MINISTER FOR Finance Brian Lenihan’s announcement that he is to consider setting up an Irish “bad bank” to take toxic assets out of the Irish financial institutions makes sense given that internationally, bank recapitalisations alone have not improved the flow of credit to struggling businesses.
To proceed with this week’s anticipated plan to recapitalise Allied Irish Banks (AIB) and Bank of Ireland with €3.5 billion each – without at least saying the Government will assess some method of removing bad loans from the banks’ balance sheets – would have been to ignore the biggest challenge facing the banks.
In the current dire economic climate, assets just aren’t selling, forcing banks internationally to write off massive losses.
Substantial state capital injections into banks have not helped as governments have thrown good money after bad trying to prop up banks that have shouldered heavy losses.
By taking control of these bad assets – through creation of a “bad” bank or an insurance scheme guaranteeing losses on impaired loans, or a mixture of both (as the Netherlands did with Dutch bank ING) – governments would act where the markets have not. They are trying to put a floor under falling prices and assign values to assets that markets are unwilling – and unable – to price.
As part of a $2 trillion US economic recovery plan announced yesterday, US treasury secretary Timothy Geithner said the Obama administration would create a fund of $500 billion using public and private money, starting with government finance, to buy toxic assets out of the system.
The hope is that this will lift the growing bad debt burden from the US banks, enabling them to resume lending into the economy.
Mr Lenihan has indicated that he will not move as decisively when he confirms the €7 billion recapitalisation of AIB and Bank of Ireland, expected to be announced today or tomorrow.
The Minister said in Brussels yesterday he would not be “jump-led by markets and market expectations into solutions”.
He warned that removing toxic debts through a bad bank or risky asset insurance schemes could leave the taxpayer exposed.
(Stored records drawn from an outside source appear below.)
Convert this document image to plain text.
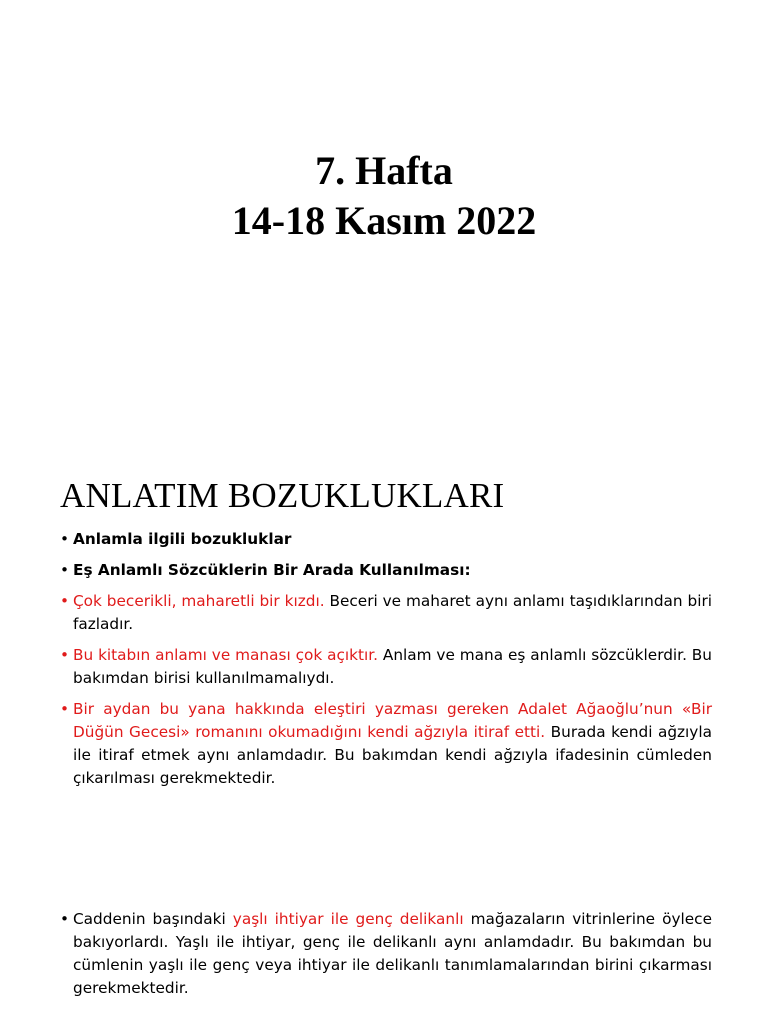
7. Hafta
14-18 Kasım 2022
ANLATIM BOZUKLUKLARI
• Anlamla ilgili bozukluklar
• Eş Anlamlı Sözcüklerin Bir Arada Kullanılması:
• Çok becerikli, maharetli bir kızdı. Beceri ve maharet aynı anlamı taşıdıklarından biri fazladır.
• Bu kitabın anlamı ve manası çok açıktır. Anlam ve mana eş anlamlı sözcüklerdir. Bu bakımdan birisi kullanılmamalıydı.
• Bir aydan bu yana hakkında eleştiri yazması gereken Adalet Ağaoğlu’nun «Bir Düğün Gecesi» romanını okumadığını kendi ağzıyla itiraf etti. Burada kendi ağzıyla ile itiraf etmek aynı anlamdadır. Bu bakımdan kendi ağzıyla ifadesinin cümleden çıkarılması gerekmektedir.
• Caddenin başındaki yaşlı ihtiyar ile genç delikanlı mağazaların vitrinlerine öylece bakıyorlardı. Yaşlı ile ihtiyar, genç ile delikanlı aynı anlamdadır. Bu bakımdan bu cümlenin yaşlı ile genç veya ihtiyar ile delikanlı tanımlamalarından birini çıkarması gerekmektedir.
Such proposals involved “payment of a definite premium to the taxpayer in return for assumption of an indefinite risk”, he said.
This is the difficulty. The Government has yet to conduct due diligence of AIB and Bank of Ireland. Such an examination will only begin once the banks accept the State’s recapitalisation plan.
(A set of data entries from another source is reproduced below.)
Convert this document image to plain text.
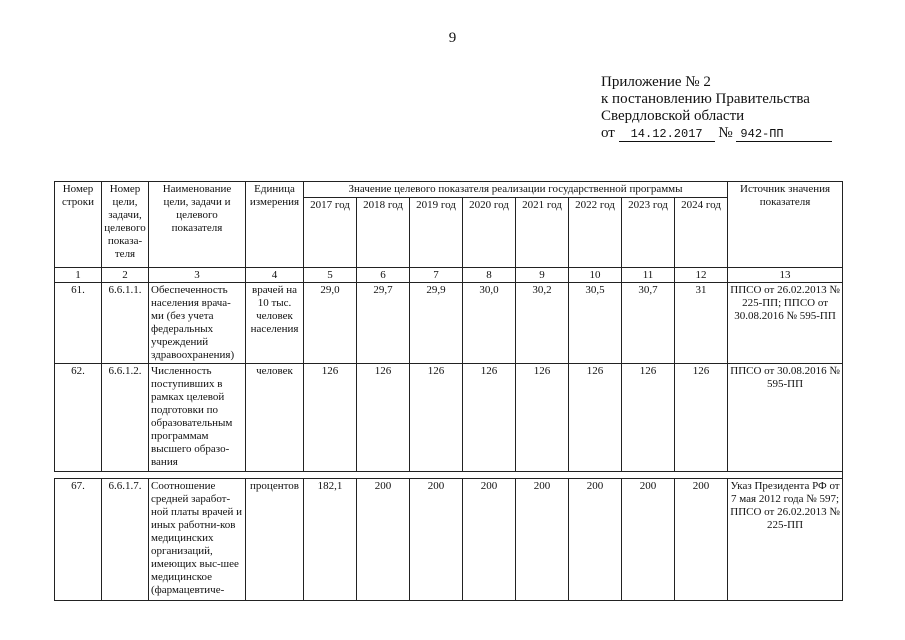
9
Приложение № 2
к постановлению Правительства
Свердловской области
от 14.12.2017 № 942-ПП
Номер строки	Номер цели, задачи, целевого показа-теля	Наименование цели, задачи и целевого показателя	Единица измерения	Значение целевого показателя реализации государственной программы								Источник значения показателя
				2017 год	2018 год	2019 год	2020 год	2021 год	2022 год	2023 год	2024 год	
1	2	3	4	5	6	7	8	9	10	11	12	13
61.	6.6.1.1.	Обеспеченность населения врача-ми (без учета федеральных учреждений здравоохранения)	врачей на 10 тыс. человек населения	29,0	29,7	29,9	30,0	30,2	30,5	30,7	31	ППСО от 26.02.2013 № 225-ПП; ППСО от 30.08.2016 № 595-ПП
62.	6.6.1.2.	Численность поступивших в рамках целевой подготовки по образовательным программам высшего образо-вания	человек	126	126	126	126	126	126	126	126	ППСО от 30.08.2016 № 595-ПП

67.	6.6.1.7.	Соотношение средней заработ-ной платы врачей и иных работни-ков медицинских организаций, имеющих выс-шее медицинское (фармацевтиче-	процентов	182,1	200	200	200	200	200	200	200	Указ Президента РФ от 7 мая 2012 года № 597; ППСО от 26.02.2013 № 225-ПП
PricewaterhouseCoopers has assessed the capital needs of the two banks for the Government. Due diligence will give Mr Lenihan a full picture of their toxic assets, which will include most – if not all – of the €36 billion in loans to developers and the risks associated with insuring losses against them. Stockbroker Davy expects AIB and Bank of Ireland to write off €5.8 billion and €5.2 billion respectively over the next three years and that the banks will make losses in two of those years.
Injecting €3.5 billion into each bank will clearly not be enough, though insuring losses on loan write-offs could help fill the gap.
The European Commission and European Central Bank are assessing a possible combined bad bank/toxic assets insurance scheme to solve the problem facing all banks. Mr Lenihan will be keen to wait for international consensus on a plan.Meanwhile, the recapitalisation plan is expected to include a Government statement saying it will consider proposals to remove toxic loans.